Every word, every sentence, every punctuation . . . seems right at first. It’s like the initial stage of falling in love with someone. You can’t see his or her flaws right away but eventually, you do. You need to give it some time.
Mine for a reason.
Okay, I am going to let you in on a little copywriting editing secret―something that most writers do not know about. Do not edit without a purpose.
You have to zero in on what you are looking for and then start dissecting the copy with your visual scalpel. It sounds bad but it’s almost like looking for flaws in your partner. When you look for it, you will see it―or so the saying goes.
Here are a few things you can look for.
Remove excess adverbs. Don’t add too many adverbs. Instead, make your verbs stronger. Make them express more than they are used to. Don’t help them with props unnecessarily (see the pun here?).
No drooling over adjectives. Alright, the big, fluffy and child-friendly stuffed elephant you like? Too long. How about some shorter like a cute stuffed elephant? Much cuter, isn’t it?
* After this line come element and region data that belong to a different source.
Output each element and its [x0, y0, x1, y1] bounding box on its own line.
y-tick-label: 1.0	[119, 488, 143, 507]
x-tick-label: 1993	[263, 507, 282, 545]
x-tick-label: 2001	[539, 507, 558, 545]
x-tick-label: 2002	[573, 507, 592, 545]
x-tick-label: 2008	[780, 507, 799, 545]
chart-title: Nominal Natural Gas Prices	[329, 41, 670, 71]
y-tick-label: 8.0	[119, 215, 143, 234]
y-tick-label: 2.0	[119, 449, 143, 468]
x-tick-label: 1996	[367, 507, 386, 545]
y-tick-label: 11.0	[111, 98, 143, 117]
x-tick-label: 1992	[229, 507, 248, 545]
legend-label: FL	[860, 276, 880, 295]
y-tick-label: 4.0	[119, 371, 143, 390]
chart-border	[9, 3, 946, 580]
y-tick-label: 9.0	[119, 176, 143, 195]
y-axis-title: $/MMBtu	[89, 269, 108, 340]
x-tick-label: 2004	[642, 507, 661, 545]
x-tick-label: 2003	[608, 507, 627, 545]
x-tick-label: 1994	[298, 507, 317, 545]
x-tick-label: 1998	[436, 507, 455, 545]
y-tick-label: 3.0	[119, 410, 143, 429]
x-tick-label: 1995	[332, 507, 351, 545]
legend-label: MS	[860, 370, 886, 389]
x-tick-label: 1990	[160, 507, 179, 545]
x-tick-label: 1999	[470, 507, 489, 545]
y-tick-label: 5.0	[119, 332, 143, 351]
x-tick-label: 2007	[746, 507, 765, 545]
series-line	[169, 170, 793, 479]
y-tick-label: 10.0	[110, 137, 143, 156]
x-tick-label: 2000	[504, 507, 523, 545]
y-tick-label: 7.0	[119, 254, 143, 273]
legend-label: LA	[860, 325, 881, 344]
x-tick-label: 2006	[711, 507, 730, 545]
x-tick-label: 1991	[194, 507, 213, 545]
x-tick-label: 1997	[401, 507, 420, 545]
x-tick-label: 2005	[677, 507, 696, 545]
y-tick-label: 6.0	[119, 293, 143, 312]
Use simple words. You are not Shakespeare in the Elizabethan Age. You live today where misspelled SMSes and #igpoetry are the rage. You don’t have to write like that but you have to know your customer’s daily language. “May I call you?” sounds much better than “May thy hath the pleasure to virtually connect with thou over auditory medium?” (Really bad example but it makes it clear, I guess.)
Use the active voice. Well, mostly. Not always though. In business emails or white papers, you might want to stick to passive voice from time to time. But when you are writing a sales copy, it’s my request that you stay in the active voice throughout.
It makes it sound more convincing and informal.
Keep your sentences small. Continuing on to being informal and clear to your reader, you cannot write 25-word sentences or 6-sentence paragraphs. Too busy.
Use the white space, my friend.
Write the way you talk.
Cut the B.S., will you?
Copywriting with personality or not?
Last but not least, your copywriting must have a ‘voice’. Are you a mafia don talking to his capos? Are you a Colonel talking to his Lieutenants? Are you a real estate agent talking to house property owners?
Are you cranky? Are you jovial? Are you sarcastic? Are you a professional?
Whatever you are … however, you are … you have to put it in your copy.
Your readers need to know who they are speaking with, and no, they don’t want to hear anything from a robot.
Once you decide your voice, stick to it through your sales copy.
In case you are wondering, voice includes words, imagery, and everything that might create your picture in the reader’s mind.
A strong voice will create your own brand that your audience will recognize right away.
So, that’s it.
Always remember, editing is what makes copywriting perfect―even for those true “Mad Men” out there.